Even though Santos’ actions would seemingly warrant a hasty referral to the House Ethics Committee, there is some doubt as to whether the Republicans will even be keeping that committee in operation. This past week House Republicans voted to limit the operations of that committee, a move applauded by Santos. I suppose that in the U.S. Congress (as well as the Supreme Court) ethics has become passe’. In reality, however, referring the matter to the Ethics Committee would be a good way to sidetrack the issue and prolong Santos’ tenure in the House.
For his part, House Speaker McCarthy has stated that he’s not inclined to take action against Santos which he characterized would effectively overrule the decision of the voters in Santos’ district.
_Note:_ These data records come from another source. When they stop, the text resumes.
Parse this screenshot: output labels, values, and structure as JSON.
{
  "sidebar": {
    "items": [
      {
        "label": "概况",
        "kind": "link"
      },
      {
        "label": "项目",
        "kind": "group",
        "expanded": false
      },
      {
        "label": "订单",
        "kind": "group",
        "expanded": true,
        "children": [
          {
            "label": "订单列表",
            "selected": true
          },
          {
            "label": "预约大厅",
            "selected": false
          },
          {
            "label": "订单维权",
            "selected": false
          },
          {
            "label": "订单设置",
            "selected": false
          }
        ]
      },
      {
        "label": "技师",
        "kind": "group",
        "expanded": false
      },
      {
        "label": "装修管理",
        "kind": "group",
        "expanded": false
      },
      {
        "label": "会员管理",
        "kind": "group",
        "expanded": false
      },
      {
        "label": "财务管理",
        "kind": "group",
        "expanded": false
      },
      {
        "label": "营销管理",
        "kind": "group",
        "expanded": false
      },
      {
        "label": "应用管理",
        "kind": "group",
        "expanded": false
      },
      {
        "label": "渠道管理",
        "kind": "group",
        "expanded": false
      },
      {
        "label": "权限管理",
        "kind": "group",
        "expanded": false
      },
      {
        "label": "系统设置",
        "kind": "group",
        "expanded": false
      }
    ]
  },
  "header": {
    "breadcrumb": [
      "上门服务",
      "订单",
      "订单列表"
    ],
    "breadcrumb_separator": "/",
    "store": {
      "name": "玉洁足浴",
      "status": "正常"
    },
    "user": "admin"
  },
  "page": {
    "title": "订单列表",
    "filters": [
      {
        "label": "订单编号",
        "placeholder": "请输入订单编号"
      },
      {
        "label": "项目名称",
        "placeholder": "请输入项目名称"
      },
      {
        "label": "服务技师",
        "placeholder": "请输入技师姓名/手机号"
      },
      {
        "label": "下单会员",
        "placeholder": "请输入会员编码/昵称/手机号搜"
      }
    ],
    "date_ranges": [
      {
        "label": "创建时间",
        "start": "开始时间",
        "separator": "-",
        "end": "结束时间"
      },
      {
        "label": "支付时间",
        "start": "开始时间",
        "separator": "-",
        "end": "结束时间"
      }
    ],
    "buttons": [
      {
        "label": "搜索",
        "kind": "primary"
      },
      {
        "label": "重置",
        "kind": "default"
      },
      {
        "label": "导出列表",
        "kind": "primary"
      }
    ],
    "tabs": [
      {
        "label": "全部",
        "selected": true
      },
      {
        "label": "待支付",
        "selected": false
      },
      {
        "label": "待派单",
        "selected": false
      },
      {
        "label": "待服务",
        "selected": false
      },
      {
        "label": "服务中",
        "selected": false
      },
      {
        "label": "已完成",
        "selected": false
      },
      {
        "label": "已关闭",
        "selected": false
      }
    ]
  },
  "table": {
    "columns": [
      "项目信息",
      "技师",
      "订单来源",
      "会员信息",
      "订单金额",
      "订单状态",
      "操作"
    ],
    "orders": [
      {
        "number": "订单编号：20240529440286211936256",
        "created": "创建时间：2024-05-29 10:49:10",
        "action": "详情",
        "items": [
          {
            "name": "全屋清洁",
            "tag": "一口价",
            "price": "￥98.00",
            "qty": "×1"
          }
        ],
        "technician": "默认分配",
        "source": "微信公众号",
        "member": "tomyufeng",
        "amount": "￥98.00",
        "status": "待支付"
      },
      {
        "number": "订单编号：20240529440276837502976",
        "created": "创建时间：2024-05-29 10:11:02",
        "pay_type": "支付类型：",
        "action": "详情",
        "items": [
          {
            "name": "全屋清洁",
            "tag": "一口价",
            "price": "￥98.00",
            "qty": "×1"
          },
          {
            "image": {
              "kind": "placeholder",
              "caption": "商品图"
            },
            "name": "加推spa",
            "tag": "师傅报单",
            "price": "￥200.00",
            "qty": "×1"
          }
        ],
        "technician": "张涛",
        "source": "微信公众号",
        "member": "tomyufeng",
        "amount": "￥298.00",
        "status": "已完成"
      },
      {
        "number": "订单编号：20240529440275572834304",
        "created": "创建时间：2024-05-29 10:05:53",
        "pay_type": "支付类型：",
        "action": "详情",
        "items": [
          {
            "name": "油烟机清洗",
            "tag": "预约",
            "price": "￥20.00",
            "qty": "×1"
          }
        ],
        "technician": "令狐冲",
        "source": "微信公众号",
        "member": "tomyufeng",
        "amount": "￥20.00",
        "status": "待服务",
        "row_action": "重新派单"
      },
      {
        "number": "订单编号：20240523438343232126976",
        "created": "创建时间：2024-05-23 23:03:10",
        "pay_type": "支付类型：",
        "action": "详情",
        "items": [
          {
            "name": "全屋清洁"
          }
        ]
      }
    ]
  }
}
That would be an understandable position if the decision of the voters had not been tainted by Santos’ own fraud, something that Republican voters and politicians purport to take very seriously. The simple fact is that McCarthy has a very slim margin of control in the House and Santos is a vote he can depend upon making it unlikely that he will take any meaningful action against Santos unless his own caucus forces him to do so.
No. A gaggle of investigations will not help solve the problems which currently beset the Republican Party. Rather, a simple self-examination would be a better prescription. As Sondheim’s song concludes, “Well, maybe next year.”